Selain fokus terhadap transformasi digital, lanjutnya, Kominfo juga terus melakukan literasi digital. Di sisi lain banyak sekali kita lihat masalah yang timbul, salah satunya adalah tema yang kita bahas hari ini dampak anak terhadap teknologi digital. Dampak-dampak ini terjadi karena tidak memahami apa itu ruang digital dan bagaimana kita menjalani atau beraktivitas di ruang digital.

"Untuk itu kita perlu meningkatkan digital skill masyarakat, kemampuan individu dalam mengetahui, memahami menggunakan perangkat keras dan perangkat lunak serta sistem operasi digital dalam kehidupan sehari-hari” jelasnya.

Selain pengembangan digital skill, menurut Semuel, tiga pilar lain yang dibangun adalah digital culture, digital ethics, dan digital safety. Digital Culture adalah bentuk aktivitas masyarakat di ruang digital yang harus tetap memiliki wawasan kebangsaan, nilai-nilai Pancasila, dan kebhinekaan.
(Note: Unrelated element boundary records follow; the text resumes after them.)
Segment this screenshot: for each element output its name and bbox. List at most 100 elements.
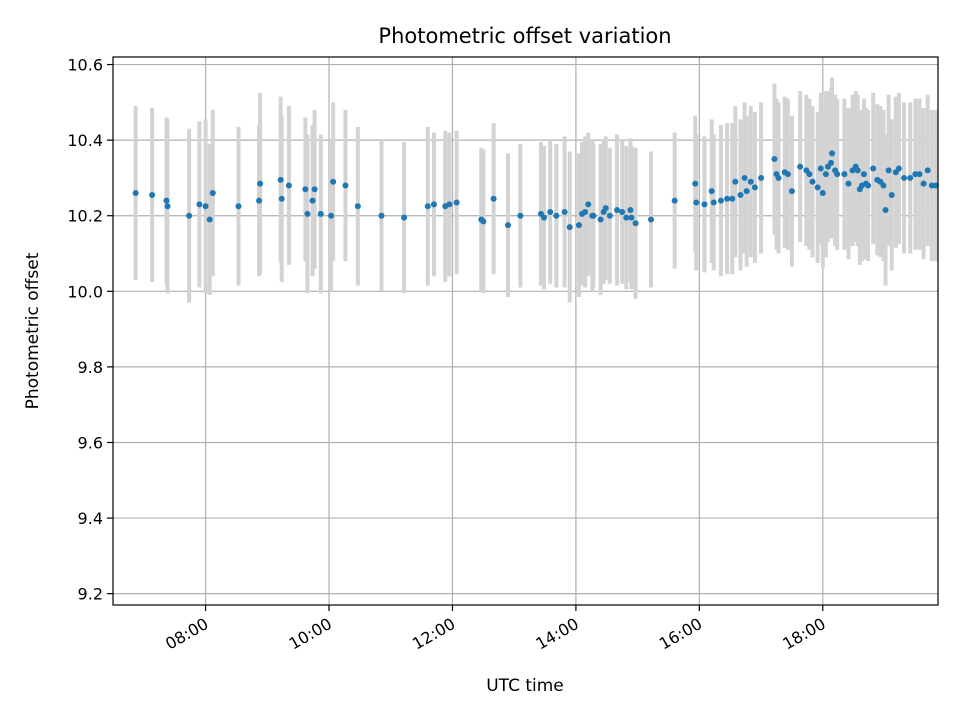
data-point <box>717 197 724 204</box>
data-point <box>149 191 156 198</box>
data-point <box>627 207 634 214</box>
data-point <box>771 156 778 163</box>
data-point <box>880 182 887 189</box>
data-point <box>901 174 908 181</box>
data-point <box>907 174 914 181</box>
data-point <box>797 163 804 170</box>
data-point <box>751 184 758 191</box>
data-point <box>888 191 895 198</box>
data-point <box>829 150 836 157</box>
data-point <box>597 216 604 223</box>
data-point <box>302 186 309 193</box>
data-point <box>446 201 453 208</box>
data-point <box>541 214 548 221</box>
data-point <box>566 224 573 231</box>
data-point <box>277 176 284 183</box>
data-point <box>895 165 902 172</box>
data-point <box>834 171 841 178</box>
data-point <box>737 191 744 198</box>
data-point <box>870 165 877 172</box>
data-point <box>828 159 835 166</box>
data-point <box>424 203 431 210</box>
data-point <box>309 197 316 204</box>
data-point <box>747 178 754 185</box>
data-point <box>729 195 736 202</box>
data-point <box>912 171 919 178</box>
data-point <box>819 190 826 197</box>
data-point <box>814 184 821 191</box>
data-point <box>186 212 193 219</box>
data-point <box>517 212 524 219</box>
data-point <box>632 220 639 227</box>
data-point <box>671 197 678 204</box>
data-point <box>845 180 852 187</box>
data-point <box>628 214 635 221</box>
data-point <box>342 182 349 189</box>
data-point <box>311 186 318 193</box>
data-point <box>164 203 171 210</box>
data-point <box>304 210 311 217</box>
data-point <box>701 201 708 208</box>
data-point <box>788 188 795 195</box>
data-point <box>317 210 324 217</box>
plot-frame <box>112 56 939 606</box>
data-point <box>606 212 613 219</box>
y-tick-label: 10.6 <box>67 56 103 75</box>
data-point <box>854 167 861 174</box>
data-point <box>882 207 889 214</box>
data-point <box>330 178 337 185</box>
data-point <box>860 171 867 178</box>
data-point <box>553 212 560 219</box>
data-point <box>841 171 848 178</box>
data-point <box>257 180 264 187</box>
data-point <box>453 199 460 206</box>
data-point <box>822 171 829 178</box>
data-point <box>758 174 765 181</box>
data-point <box>885 167 892 174</box>
data-point <box>561 208 568 215</box>
data-point <box>132 190 139 197</box>
data-point <box>163 197 170 204</box>
data-point <box>732 178 739 185</box>
data-point <box>916 171 923 178</box>
y-axis-title: Photometric offset <box>23 252 43 409</box>
data-point <box>209 190 216 197</box>
chart-title: Photometric offset variation <box>378 24 671 48</box>
data-point <box>806 171 813 178</box>
y-tick-label: 10.2 <box>67 207 103 226</box>
y-tick-label: 9.4 <box>78 509 103 528</box>
data-point <box>328 212 335 219</box>
data-point <box>285 182 292 189</box>
data-point <box>692 180 699 187</box>
data-point <box>741 174 748 181</box>
data-point <box>430 201 437 208</box>
data-point <box>784 171 791 178</box>
data-point <box>647 216 654 223</box>
data-point <box>490 195 497 202</box>
data-point <box>256 197 263 204</box>
y-tick-label: 9.8 <box>78 358 103 377</box>
data-point <box>575 222 582 229</box>
data-point <box>710 199 717 206</box>
data-point <box>206 216 213 223</box>
data-point <box>582 208 589 215</box>
data-point <box>585 201 592 208</box>
data-point <box>920 180 927 187</box>
y-tick-label: 9.2 <box>78 585 103 604</box>
data-point <box>354 203 361 210</box>
data-point <box>278 195 285 202</box>
y-tick-label: 10.0 <box>67 282 103 301</box>
data-point <box>724 195 731 202</box>
data-point <box>743 188 750 195</box>
data-point <box>235 203 242 210</box>
data-point <box>693 199 700 206</box>
data-point <box>614 207 621 214</box>
data-point <box>401 214 408 221</box>
data-point <box>623 214 630 221</box>
data-point <box>602 205 609 212</box>
data-point <box>775 174 782 181</box>
data-point <box>928 182 935 189</box>
data-point <box>924 167 931 174</box>
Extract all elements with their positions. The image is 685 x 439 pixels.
Sementara digital ethics adalah kemampuan menyadari mempertimbangkan dan mengembangkan tata kelola etika digital (netiquette) dalam kehidupan sehari-hari. Dan berikutnya adalah digital safety atau kemampuan masyarakat untuk mengenali, menerapkan, meningkatkan kesadaran perlindungan data pribadi dan keamanan digital. Empat hal ini tertuang dalam Roadmap Literasi Digital 2021-2024 yang sedang disusun oleh Kementerian Kominfo.